Around 400 patients suffering from different diseases have been provided treatment in Skardu under Comsats tele-health programme by August this year. This initiative has greatly helped patients who otherwise had to go down ountry for the consultation with medical specialists.
The Commission on Science and Technology for Sustainable Development in the South (Comsats) and Baltistan Health and Education Foundation (BHEF) had launched the programme to provide cost-effective and quality diagnostic health-care services to the people of Baltistan.

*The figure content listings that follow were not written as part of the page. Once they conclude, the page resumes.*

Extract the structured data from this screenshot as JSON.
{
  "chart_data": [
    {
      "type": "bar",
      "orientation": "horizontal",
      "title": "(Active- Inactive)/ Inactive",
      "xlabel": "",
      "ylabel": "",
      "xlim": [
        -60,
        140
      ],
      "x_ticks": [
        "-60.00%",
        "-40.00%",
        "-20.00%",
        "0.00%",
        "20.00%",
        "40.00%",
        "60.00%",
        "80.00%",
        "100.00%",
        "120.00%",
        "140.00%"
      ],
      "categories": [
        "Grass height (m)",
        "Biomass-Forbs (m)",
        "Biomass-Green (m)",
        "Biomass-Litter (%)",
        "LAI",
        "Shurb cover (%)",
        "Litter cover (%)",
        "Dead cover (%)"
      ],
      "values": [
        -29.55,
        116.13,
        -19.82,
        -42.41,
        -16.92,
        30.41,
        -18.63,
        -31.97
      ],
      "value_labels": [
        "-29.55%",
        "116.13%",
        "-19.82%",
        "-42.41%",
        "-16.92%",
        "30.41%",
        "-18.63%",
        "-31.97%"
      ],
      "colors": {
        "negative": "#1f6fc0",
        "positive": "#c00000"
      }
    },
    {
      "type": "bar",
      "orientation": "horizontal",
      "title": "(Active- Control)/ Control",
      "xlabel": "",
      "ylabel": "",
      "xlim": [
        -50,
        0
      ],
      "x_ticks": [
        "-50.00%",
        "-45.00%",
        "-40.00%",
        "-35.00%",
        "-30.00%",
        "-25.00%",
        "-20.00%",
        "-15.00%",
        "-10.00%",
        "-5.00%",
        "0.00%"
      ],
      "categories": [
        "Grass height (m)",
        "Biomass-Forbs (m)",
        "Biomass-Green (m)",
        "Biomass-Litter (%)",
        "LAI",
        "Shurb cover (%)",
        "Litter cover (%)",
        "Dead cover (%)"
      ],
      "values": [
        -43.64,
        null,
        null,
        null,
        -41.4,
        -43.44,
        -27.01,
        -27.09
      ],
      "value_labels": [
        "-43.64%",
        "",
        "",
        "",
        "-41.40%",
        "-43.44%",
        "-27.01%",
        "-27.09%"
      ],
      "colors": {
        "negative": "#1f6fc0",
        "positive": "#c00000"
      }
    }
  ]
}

The patients suffering from heart, intestinal gastric, skin and other ailments were treated by medical specialists sitting at Comsats-tele-health resource centre at Islamabad, examining patients at Skardu's Abdullah Hospital via Internet.
According to Comsats here on Wednesday, the patients with skin problems have out-numbered all others, proving that the Northern Areas are quite vulnerable to skin diseases primarily due to high-altitude ultraviolet radiation and problems of hygiene and malnutrition.
At present, the tele-health project serves the hospital and a clinic run by BHEF and Jabir-Bin-Hayyan-Trust (JBHT) with the technical support from Comsats and financial support from the IDRC (the public corporation of the government of Canada).
An IDRC representative from Canada visited the project sites in August and praised the project team for the successful implementation of the project in the face of difficult conditions.
In the near future, besides continuation of tele-health consultation and connecting it to more specialists, be they in Lahore, Karachi or the US, the programme will focus on awareness raising among other medical doctors and the public at large in the area about the benefits of telemedicine.